In its totality the budget proposal is typical of all of Obama’s past political efforts, with big tax hikes imposed mainly on the wealthy and some cuts taken from defense while increasing spending elsewhere, with no end to the massive amounts of the red ink in sight, but buried deep within are a few ideas that are pleasantly surprising, such as asking federal employees to contribute more to their pensions and health care as well as a sort of jargon-laden acknowledgement that some sort of entitlement reform is ultimately necessary. None of it comes close enough to fixing the nation’s soon-to-be-calamitous fiscal condition to win any the vote of any real Republican, but it’s more than enough than to infuriate the more noisome elements of Obama’s Democratic base, and sufficient for the president’s more ardent admirers in the press to deem it part of his “charm offense” and a move toward an admirably more pragmatic and less political approach.

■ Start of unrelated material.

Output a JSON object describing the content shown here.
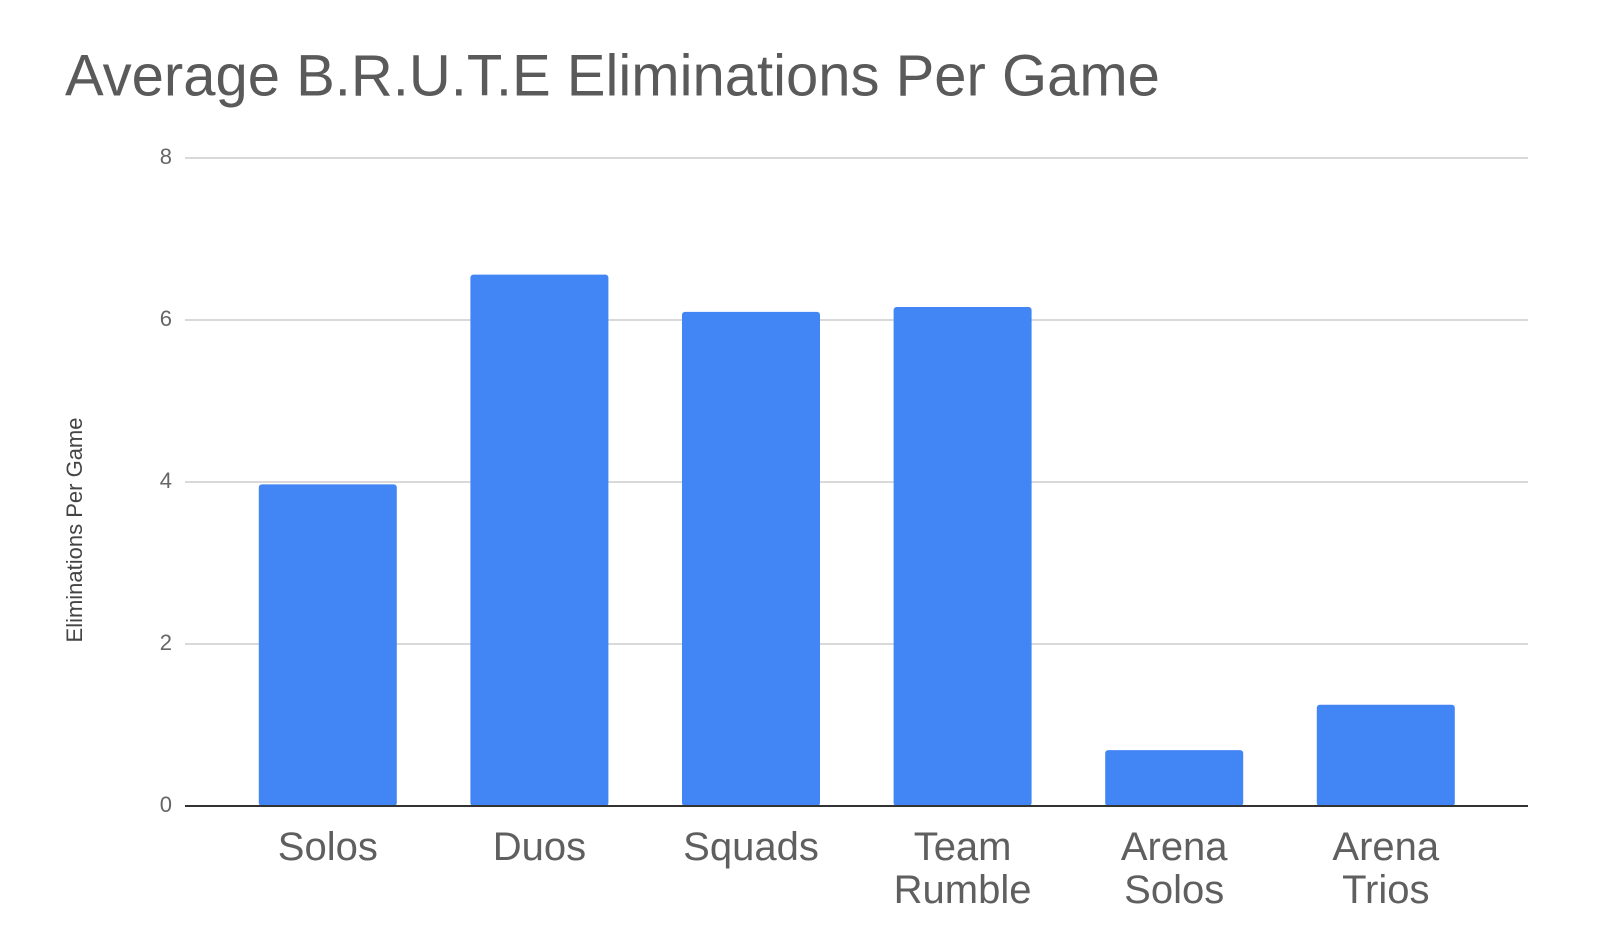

Those pressmen are probably over-doing it a bit, as Obama is still insistent on tax hikes and deficit spending that are calculatedly unacceptable to the Republicans, and his tone when announcing the plan was still full of partisan punchiness. After hilariously arguing that his massive tax hikes are “a fiscally responsible blueprint for middle-class jobs and growth,” Obama went on to blame his opposition for the supposed catastrophes of the “sequester” budgets cuts that were originally suggested by his staff. He even kept a straight face as he claimed that the currently robust recovery will continue “as long as Washington doesn’t get in the way.” Any real Republican believes that Obama’s tax hikes and deficit spending on ever-expanding regulations are precisely what’s getting in the way of a recovery more robust than the current 0.4 percent growth rate, of course, but Obama clearly remains uninterested in such crazy talk.
Such rhetorical red meat won’t satisfy the true believers in Obama’s party, however, given the heresies he has laid out in the budget proposal. Asking government workers to pay toward their pensions and health care at something approaching the rate of a private sector employee made Wisconsin Gov. Scott Walker and New Jersey Gov. Chris Christie the left’s most vilified figures in public life, and any attempt to prevent the imminent demise of any entitlement program is somehow regarded as a blasphemy against Franklin Roosevelt. Even such “baby steps,” as the venerable right-wing National Review approvingly dubs it, are enough to create a rift within his party and opening for the Republicans.
Obama has merely proposed an accounting change in the way Social Security benefits are dispersed, dryly dubbed “chained CPI,” but as the ads are already saying on local talk radio that translates to Social Security which will inevitably prove unpopular not only with staunch leftists but also with many older and more-prone-to-vote Americans. Opportunistic Republicans can run on their outraged opposition to throwing the old folks out on the street in the next election cycle, neatly flipping a traditional Democratic theme, while more principled Republicans can run on Rep. Paul Ryan’s House-approved plan that maintains the status quo for the over-55 crowd while offering the next generations more free-market options as an appealing replacement to the entitlement systems, and in either case they could do well.
If Obama is being the shrewd politician that the press portrays, it is hard to see how his plan will benefit his party. Perhaps he’s reacting responsibly to the economic and fiscal realities that he confronts, in his own half-hearted and characteristically partisan and ideological way, but c’mon.